In the end, CenturyLink is trying to pay a competitive dividend, repurchase shares, and maintain a strong balance sheet. If you look at the company’s debt-to-equity ratio of 1, the company actually has one of the strongest balance sheet’s in the industry. Only AT&T has a better debt-to-equity ratio at 0.60. The remaining companies have ratios of 1.23 at Verizon, 1.93 at Frontier, and 6.31 at Windstream.

The Bottom Line
Investors don’t seem to like the news, but in the long run it’s the right thing to do. CenturyLink should retire a significant amount of shares in the next two years, while still paying a competitive dividend. After today’s drop, the new yield is almost 6.7%. While this falls behind Frontier at 8.89%, Frontier isn’t buying back $2 billion in shares. Windstream’s over 10% yield is likely the next to fall, due to the company’s high free cash flow payout and highly leveraged balance sheet.
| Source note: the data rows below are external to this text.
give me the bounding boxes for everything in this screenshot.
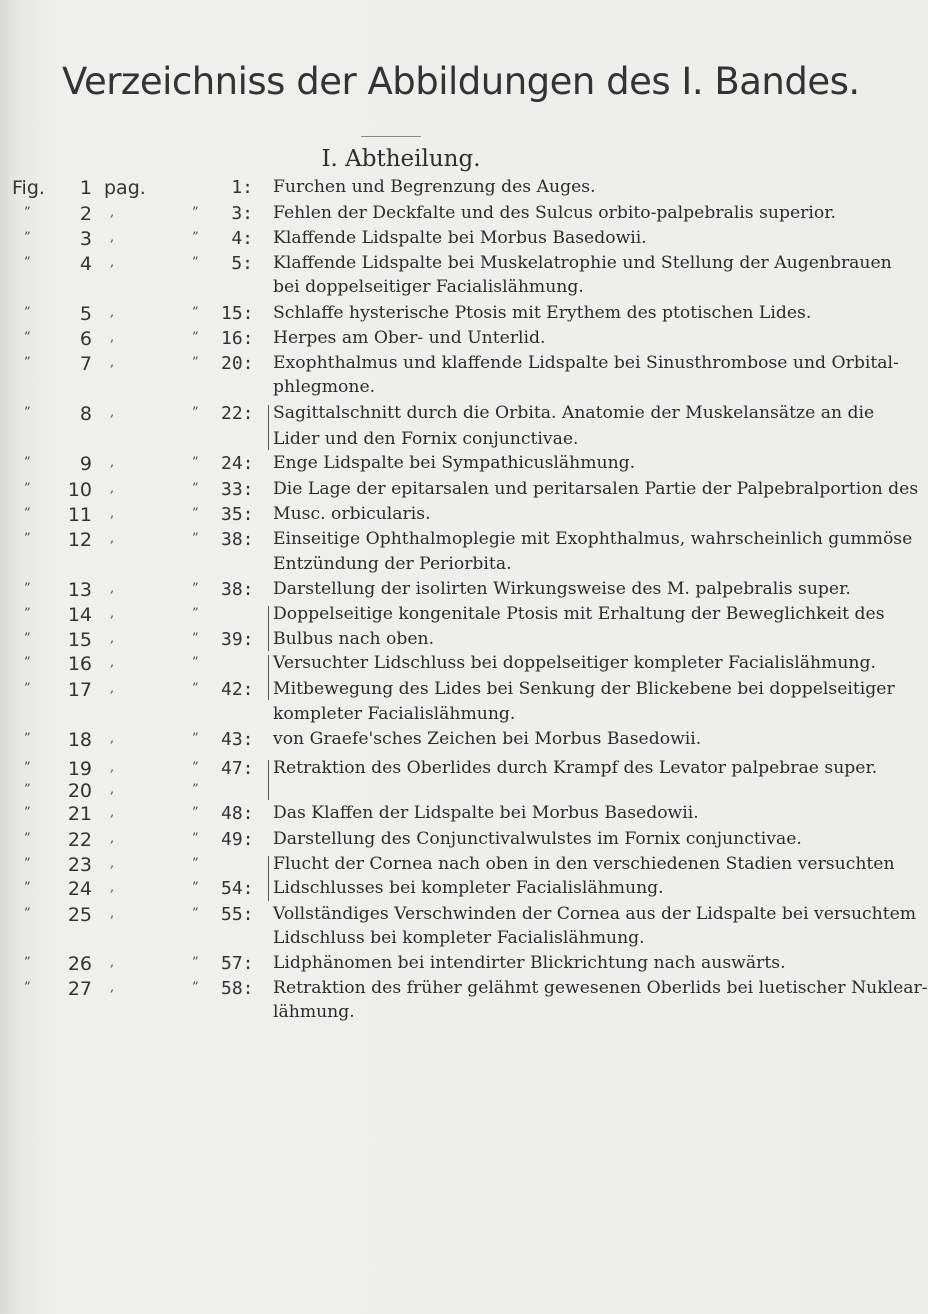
ditto-mark: ” xyxy=(192,760,199,775)
ditto-mark: ” xyxy=(192,455,199,470)
figure-number: 21 xyxy=(67,803,92,825)
figure-description: Sagittalschnitt durch die Orbita. Anatomie der Muskelansätze an die xyxy=(273,403,875,423)
figure-entry xyxy=(0,678,895,702)
ditto-mark: ” xyxy=(24,955,31,970)
figure-entry xyxy=(0,1001,800,1025)
ditto-mark: ” xyxy=(192,481,199,496)
figure-entry xyxy=(0,252,892,276)
ditto-mark: , xyxy=(110,655,115,670)
figure-number: 9 xyxy=(79,453,92,475)
page-number: 35: xyxy=(221,504,254,525)
page-number: 5: xyxy=(231,253,253,274)
figure-entry xyxy=(0,977,928,1001)
ditto-mark: ” xyxy=(192,506,199,521)
figure-description: lähmung. xyxy=(273,1002,355,1022)
ditto-mark: , xyxy=(110,980,115,995)
figure-number: 7 xyxy=(79,353,92,375)
figure-description: Lidschlusses bei kompleter Facialislähmung. xyxy=(273,878,664,898)
figure-entry xyxy=(0,877,800,901)
figure-description: Retraktion des früher gelähmt gewesenen Oberlids bei luetischer Nuklear- xyxy=(273,978,928,998)
figure-description: Furchen und Begrenzung des Auges. xyxy=(273,177,596,197)
ditto-mark: ” xyxy=(24,230,31,245)
ditto-mark: ” xyxy=(192,980,199,995)
figure-entry xyxy=(0,376,800,400)
ditto-mark: , xyxy=(110,782,115,797)
figure-number: 10 xyxy=(67,479,92,501)
figure-entry xyxy=(0,903,917,927)
ditto-mark: ” xyxy=(192,655,199,670)
ditto-mark: , xyxy=(110,606,115,621)
ditto-mark: , xyxy=(110,955,115,970)
figure-number: 24 xyxy=(67,878,92,900)
page-number: 20: xyxy=(221,353,254,374)
ditto-mark: ” xyxy=(24,681,31,696)
ditto-mark: , xyxy=(110,631,115,646)
page-number: 16: xyxy=(221,328,254,349)
page-number: 38: xyxy=(221,579,254,600)
ditto-mark: ” xyxy=(192,805,199,820)
page-number: 1: xyxy=(231,177,253,198)
figure-number: 27 xyxy=(67,978,92,1000)
figure-number: 11 xyxy=(67,504,92,526)
fig-label: Fig. xyxy=(12,177,45,199)
figure-number: 25 xyxy=(67,904,92,926)
ditto-mark: , xyxy=(110,531,115,546)
ditto-mark: ” xyxy=(192,581,199,596)
ditto-mark: , xyxy=(110,230,115,245)
ditto-mark: ” xyxy=(24,805,31,820)
ditto-mark: ” xyxy=(192,531,199,546)
figure-description: Musc. orbicularis. xyxy=(273,504,431,524)
figure-description: Schlaffe hysterische Ptosis mit Erythem des ptotischen Lides. xyxy=(273,303,812,323)
figure-entry xyxy=(0,202,837,226)
ditto-mark: ” xyxy=(192,305,199,320)
ditto-mark: ” xyxy=(192,856,199,871)
figure-number: 16 xyxy=(67,653,92,675)
figure-number: 18 xyxy=(67,729,92,751)
figure-description: Lidphänomen bei intendirter Blickrichtung nach auswärts. xyxy=(273,953,786,973)
figure-entry xyxy=(0,952,800,976)
ditto-mark: ” xyxy=(24,455,31,470)
ditto-mark: , xyxy=(110,330,115,345)
ditto-mark: ” xyxy=(24,255,31,270)
figure-number: 13 xyxy=(67,579,92,601)
ditto-mark: ” xyxy=(192,205,199,220)
figure-entry xyxy=(0,927,800,951)
ditto-mark: ” xyxy=(192,255,199,270)
ditto-mark: , xyxy=(110,681,115,696)
figure-description: Klaffende Lidspalte bei Morbus Basedowii. xyxy=(273,228,647,248)
page-number: 55: xyxy=(221,904,254,925)
figure-entry xyxy=(0,603,885,627)
ditto-mark: , xyxy=(110,305,115,320)
page-number: 58: xyxy=(221,978,254,999)
figure-entry xyxy=(0,402,875,426)
ditto-mark: ” xyxy=(24,506,31,521)
ditto-mark: , xyxy=(110,405,115,420)
ditto-mark: , xyxy=(110,805,115,820)
ditto-mark: ” xyxy=(24,880,31,895)
ditto-mark: , xyxy=(110,455,115,470)
figure-description: Das Klaffen der Lidspalte bei Morbus Basedowii. xyxy=(273,803,699,823)
figure-description: phlegmone. xyxy=(273,377,376,397)
ditto-mark: ” xyxy=(24,831,31,846)
page-number: 57: xyxy=(221,953,254,974)
page-number: 15: xyxy=(221,303,254,324)
ditto-mark: ” xyxy=(24,980,31,995)
figure-number: 6 xyxy=(79,328,92,350)
ditto-mark: ” xyxy=(192,906,199,921)
page-number: 39: xyxy=(221,629,254,650)
figure-number: 23 xyxy=(67,854,92,876)
figure-number: 17 xyxy=(67,679,92,701)
ditto-mark: ” xyxy=(192,831,199,846)
ditto-mark: , xyxy=(110,205,115,220)
ditto-mark: ” xyxy=(192,330,199,345)
figure-entry xyxy=(0,853,895,877)
figure-entry xyxy=(0,176,800,200)
figure-entry xyxy=(0,302,812,326)
figure-number: 3 xyxy=(79,228,92,250)
ditto-mark: ” xyxy=(24,581,31,596)
figure-description: Doppelseitige kongenitale Ptosis mit Erhaltung der Beweglichkeit des xyxy=(273,604,885,624)
ditto-mark: , xyxy=(110,581,115,596)
figure-entry xyxy=(0,703,800,727)
ditto-mark: ” xyxy=(24,305,31,320)
ditto-mark: ” xyxy=(192,782,199,797)
figure-description: Fehlen der Deckfalte und des Sulcus orbito-palpebralis superior. xyxy=(273,203,837,223)
page-number: 48: xyxy=(221,803,254,824)
ditto-mark: ” xyxy=(24,606,31,621)
ditto-mark: , xyxy=(110,355,115,370)
page-number: 3: xyxy=(231,203,253,224)
ditto-mark: ” xyxy=(192,230,199,245)
pag-label: pag. xyxy=(104,177,146,199)
figure-number: 20 xyxy=(67,780,92,802)
figure-entry xyxy=(0,628,800,652)
ditto-mark: ” xyxy=(192,955,199,970)
figure-entry xyxy=(0,428,800,452)
ditto-mark: ” xyxy=(192,681,199,696)
figure-description: Darstellung des Conjunctivalwulstes im Fornix conjunctivae. xyxy=(273,829,802,849)
ditto-mark: , xyxy=(110,760,115,775)
grouping-brace xyxy=(268,856,271,901)
figure-entry xyxy=(0,452,800,476)
section-heading: I. Abtheilung. xyxy=(321,146,481,172)
figure-description: Herpes am Ober- und Unterlid. xyxy=(273,328,546,348)
figure-description: von Graefe'sches Zeichen bei Morbus Basedowii. xyxy=(273,729,702,749)
figure-description: Darstellung der isolirten Wirkungsweise des M. palpebralis super. xyxy=(273,579,851,599)
figure-description: Vollständiges Verschwinden der Cornea aus der Lidspalte bei versuchtem xyxy=(273,904,917,924)
ditto-mark: ” xyxy=(24,760,31,775)
figure-description: bei doppelseitiger Facialislähmung. xyxy=(273,277,584,297)
figure-number: 15 xyxy=(67,629,92,651)
ditto-mark: ” xyxy=(24,405,31,420)
ditto-mark: ” xyxy=(24,731,31,746)
figure-entry xyxy=(0,802,800,826)
figure-entry xyxy=(0,828,800,852)
figure-number: 26 xyxy=(67,953,92,975)
figure-description: Lider und den Fornix conjunctivae. xyxy=(273,429,579,449)
figure-entry xyxy=(0,503,800,527)
figure-description: Exophthalmus und klaffende Lidspalte bei Sinusthrombose und Orbital- xyxy=(273,353,899,373)
figure-description: Einseitige Ophthalmoplegie mit Exophthalmus, wahrscheinlich gummöse xyxy=(273,529,913,549)
ditto-mark: , xyxy=(110,731,115,746)
figure-entry xyxy=(0,352,899,376)
ditto-mark: ” xyxy=(192,731,199,746)
ditto-mark: ” xyxy=(192,631,199,646)
figure-description: Retraktion des Oberlides durch Krampf des Levator palpebrae super. xyxy=(273,758,878,778)
page-number: 33: xyxy=(221,479,254,500)
ditto-mark: , xyxy=(110,906,115,921)
ditto-mark: , xyxy=(110,856,115,871)
grouping-brace xyxy=(268,760,271,800)
page-title: Verzeichniss der Abbildungen des I. Bandes. xyxy=(62,60,860,103)
ditto-mark: ” xyxy=(192,606,199,621)
page-number: 24: xyxy=(221,453,254,474)
grouping-brace xyxy=(268,606,271,651)
ditto-mark: ” xyxy=(24,355,31,370)
figure-entry xyxy=(0,327,800,351)
figure-description: Enge Lidspalte bei Sympathicuslähmung. xyxy=(273,453,636,473)
figure-description: Lidschluss bei kompleter Facialislähmung. xyxy=(273,928,645,948)
ditto-mark: ” xyxy=(192,880,199,895)
page-number: 42: xyxy=(221,679,254,700)
page-number: 43: xyxy=(221,729,254,750)
figure-number: 8 xyxy=(79,403,92,425)
ditto-mark: ” xyxy=(192,405,199,420)
ditto-mark: ” xyxy=(24,856,31,871)
page-number: 47: xyxy=(221,758,254,779)
ditto-mark: ” xyxy=(24,631,31,646)
figure-entry xyxy=(0,227,800,251)
figure-description: Die Lage der epitarsalen und peritarsalen Partie der Palpebralportion des xyxy=(273,479,919,499)
figure-description: kompleter Facialislähmung. xyxy=(273,704,516,724)
ditto-mark: , xyxy=(110,880,115,895)
figure-entry xyxy=(0,553,800,577)
ditto-mark: , xyxy=(110,831,115,846)
figure-number: 5 xyxy=(79,303,92,325)
grouping-brace xyxy=(268,405,271,450)
figure-description: Entzündung der Periorbita. xyxy=(273,554,512,574)
ditto-mark: , xyxy=(110,255,115,270)
figure-entry xyxy=(0,652,876,676)
figure-number: 22 xyxy=(67,829,92,851)
figure-description: Klaffende Lidspalte bei Muskelatrophie und Stellung der Augenbrauen xyxy=(273,253,892,273)
ditto-mark: ” xyxy=(24,205,31,220)
ditto-mark: ” xyxy=(24,782,31,797)
figure-entry xyxy=(0,478,919,502)
grouping-brace xyxy=(268,655,271,700)
ditto-mark: ” xyxy=(24,481,31,496)
figure-entry xyxy=(0,757,878,781)
page-number: 49: xyxy=(221,829,254,850)
figure-number: 19 xyxy=(67,758,92,780)
ditto-mark: ” xyxy=(24,330,31,345)
figure-entry xyxy=(0,779,800,803)
figure-number: 12 xyxy=(67,529,92,551)
page-number: 54: xyxy=(221,878,254,899)
page-number: 38: xyxy=(221,529,254,550)
ditto-mark: , xyxy=(110,481,115,496)
page-number: 22: xyxy=(221,403,254,424)
ditto-mark: ” xyxy=(192,355,199,370)
figure-number: 14 xyxy=(67,604,92,626)
page-number: 4: xyxy=(231,228,253,249)
figure-description: Versuchter Lidschluss bei doppelseitiger kompleter Facialislähmung. xyxy=(273,653,876,673)
figure-entry xyxy=(0,528,913,552)
figure-description: Flucht der Cornea nach oben in den verschiedenen Stadien versuchten xyxy=(273,854,895,874)
figure-description: Bulbus nach oben. xyxy=(273,629,435,649)
ditto-mark: ” xyxy=(24,906,31,921)
figure-entry xyxy=(0,276,800,300)
ditto-mark: , xyxy=(110,506,115,521)
figure-number: 2 xyxy=(79,203,92,225)
figure-number: 1 xyxy=(79,177,92,199)
ditto-mark: ” xyxy=(24,655,31,670)
figure-entry xyxy=(0,728,800,752)
figure-number: 4 xyxy=(79,253,92,275)
figure-description: Mitbewegung des Lides bei Senkung der Blickebene bei doppelseitiger xyxy=(273,679,895,699)
figure-entry xyxy=(0,578,851,602)
ditto-mark: ” xyxy=(24,531,31,546)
If investors want to buy shares in a company and not worry about the dividend, either AT&T or Verizon would fit the bill. While A&T’s yield of 5.1% and Verizon’s yield of 4.6% don’t get the same attention as the local telecoms., investors can rest easy that their yields will grow over time.

The bottom line is that CenturyLink’s plan is unpopular right now, but the share repurchases should put a floor under the stock, and improve earnings per share. For investors like myself that bought prior to the cut, we are still sitting on a pretty nice yield. This new strategy isn’t the terrible news that everyone seems to think it is.